In mijn werk kom ik veel kinderen tegen die geen contact meer hebben met een van hun ouders, meestal de vader. Die is ‘uit beeld’, wordt er dan gezegd. Het gevaar hiervan is dat kinderen die missende ouder gaan idealiseren of demoniseren, en dat er een scheefgroei ontstaat in hun ontwikkeling. Ook leren ze dan ook niet geleidelijk omgaan met eventuele moeilijke gedragingen van die ouder.
Daarom wil ik altijd kennismaken met een ouder die ‘uit beeld’ is – mits dat geen onveilige situatie met zich meebrengt voor het kind – ook al is dat vaak moeilijk voor de andere ouder.

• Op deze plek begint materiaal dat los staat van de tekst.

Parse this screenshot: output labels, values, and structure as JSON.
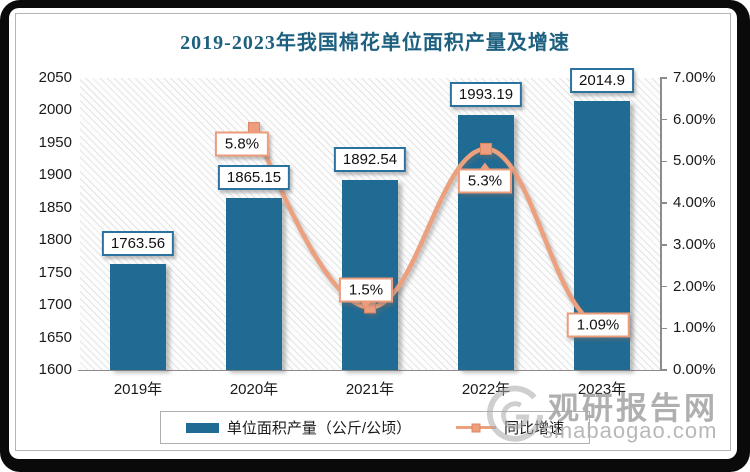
{
  "title": "2019-2023年我国棉花单位面积产量及增速",
  "colors": {
    "bar": "#206b93",
    "line": "#eca07e",
    "marker_fill": "#ee9d7d",
    "marker_border": "#dd8660",
    "value_box_border": "#2b729e",
    "growth_box_border": "#ec9b7b",
    "title_text": "#1e6080",
    "axis_text": "#1a1a1a",
    "axis_line": "#8c8c8c",
    "watermark_text": "#a9a9a9"
  },
  "chart_data": {
    "type": "bar",
    "title": "2019-2023年我国棉花单位面积产量及增速",
    "categories": [
      "2019年",
      "2020年",
      "2021年",
      "2022年",
      "2023年"
    ],
    "series": [
      {
        "name": "单位面积产量（公斤/公顷）",
        "type": "bar",
        "axis": "left",
        "values": [
          1763.56,
          1865.15,
          1892.54,
          1993.19,
          2014.9
        ],
        "labels": [
          "1763.56",
          "1865.15",
          "1892.54",
          "1993.19",
          "2014.9"
        ]
      },
      {
        "name": "同比增速",
        "type": "line",
        "axis": "right",
        "values": [
          null,
          5.8,
          1.5,
          5.3,
          1.09
        ],
        "labels": [
          null,
          "5.8%",
          "1.5%",
          "5.3%",
          "1.09%"
        ]
      }
    ],
    "left_axis": {
      "min": 1600,
      "max": 2050,
      "step": 50,
      "tick_labels": [
        "1600",
        "1650",
        "1700",
        "1750",
        "1800",
        "1850",
        "1900",
        "1950",
        "2000",
        "2050"
      ]
    },
    "right_axis": {
      "min": 0,
      "max": 7,
      "step": 1,
      "tick_labels": [
        "0.00%",
        "1.00%",
        "2.00%",
        "3.00%",
        "4.00%",
        "5.00%",
        "6.00%",
        "7.00%"
      ]
    },
    "legend_position": "bottom",
    "grid": false
  },
  "legend": {
    "production_label": "单位面积产量（公斤/公顷）",
    "growth_label": "同比增速"
  },
  "watermark": {
    "site_name": "观研报告网",
    "site_url": "sinabaogao.com"
  }
}
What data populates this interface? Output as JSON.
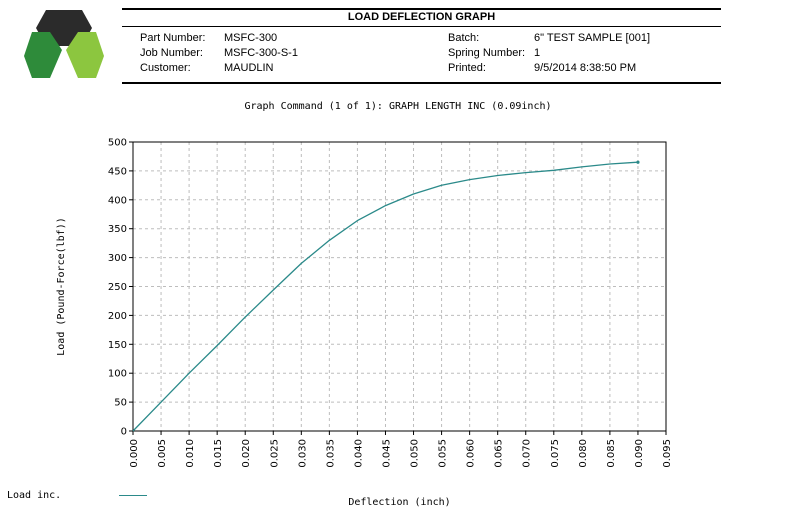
{
  "header": {
    "title": "LOAD DEFLECTION GRAPH",
    "part_number_label": "Part Number:",
    "part_number": "MSFC-300",
    "job_number_label": "Job Number:",
    "job_number": "MSFC-300-S-1",
    "customer_label": "Customer:",
    "customer": "MAUDLIN",
    "batch_label": "Batch:",
    "batch": "6\" TEST SAMPLE [001]",
    "spring_number_label": "Spring Number:",
    "spring_number": "1",
    "printed_label": "Printed:",
    "printed": "9/5/2014 8:38:50 PM"
  },
  "logo": {
    "icon": "hexagon-cube-logo",
    "colors": [
      "#2b2b2b",
      "#2e8b3a",
      "#8cc63f"
    ]
  },
  "legend": {
    "label": "Load inc.",
    "color": "#2b8a8a"
  },
  "chart_data": {
    "type": "line",
    "title": "Graph Command (1 of 1): GRAPH LENGTH INC (0.09inch)",
    "xlabel": "Deflection (inch)",
    "ylabel": "Load (Pound-Force(lbf))",
    "xlim": [
      0,
      0.095
    ],
    "ylim": [
      0,
      500
    ],
    "x_ticks": [
      "0.000",
      "0.005",
      "0.010",
      "0.015",
      "0.020",
      "0.025",
      "0.030",
      "0.035",
      "0.040",
      "0.045",
      "0.050",
      "0.055",
      "0.060",
      "0.065",
      "0.070",
      "0.075",
      "0.080",
      "0.085",
      "0.090",
      "0.095"
    ],
    "y_ticks": [
      "0",
      "50",
      "100",
      "150",
      "200",
      "250",
      "300",
      "350",
      "400",
      "450",
      "500"
    ],
    "grid": true,
    "series": [
      {
        "name": "Load inc.",
        "color": "#2b8a8a",
        "x": [
          0,
          0.005,
          0.01,
          0.015,
          0.02,
          0.025,
          0.03,
          0.035,
          0.04,
          0.045,
          0.05,
          0.055,
          0.06,
          0.065,
          0.07,
          0.075,
          0.08,
          0.085,
          0.09
        ],
        "y": [
          0,
          50,
          100,
          148,
          197,
          244,
          290,
          330,
          364,
          390,
          410,
          425,
          435,
          442,
          447,
          451,
          457,
          462,
          465
        ]
      }
    ]
  }
}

Als ik me door de aanvankelijke weerstand en weigering van de moeders en (gezins)voogden heb geworsteld, blijkt de verloren ouder meestal niet zo ver uit beeld en vaak zijn het ontroerende en bijzondere kennismakingen.
Zo ook met de vader van de negenjarige Fien, die zij sinds haar derde jaar niet meer had gezien. ‘Drugsverslaafd, agressief, in wapenhandel en regelmatig gedetineerd’ stond in het rapport van jeugdzorg. Hij zou zijn dochter graag willen zien, maar rustig aan, hij wilde niets afdwingen. Moeder was echter faliekant tegen. Ik besloot om eerst zelf met de vader kennis te maken, ook om in te schatten in hoeverre hij zich zou kunnen verplaatsen in zijn dochter.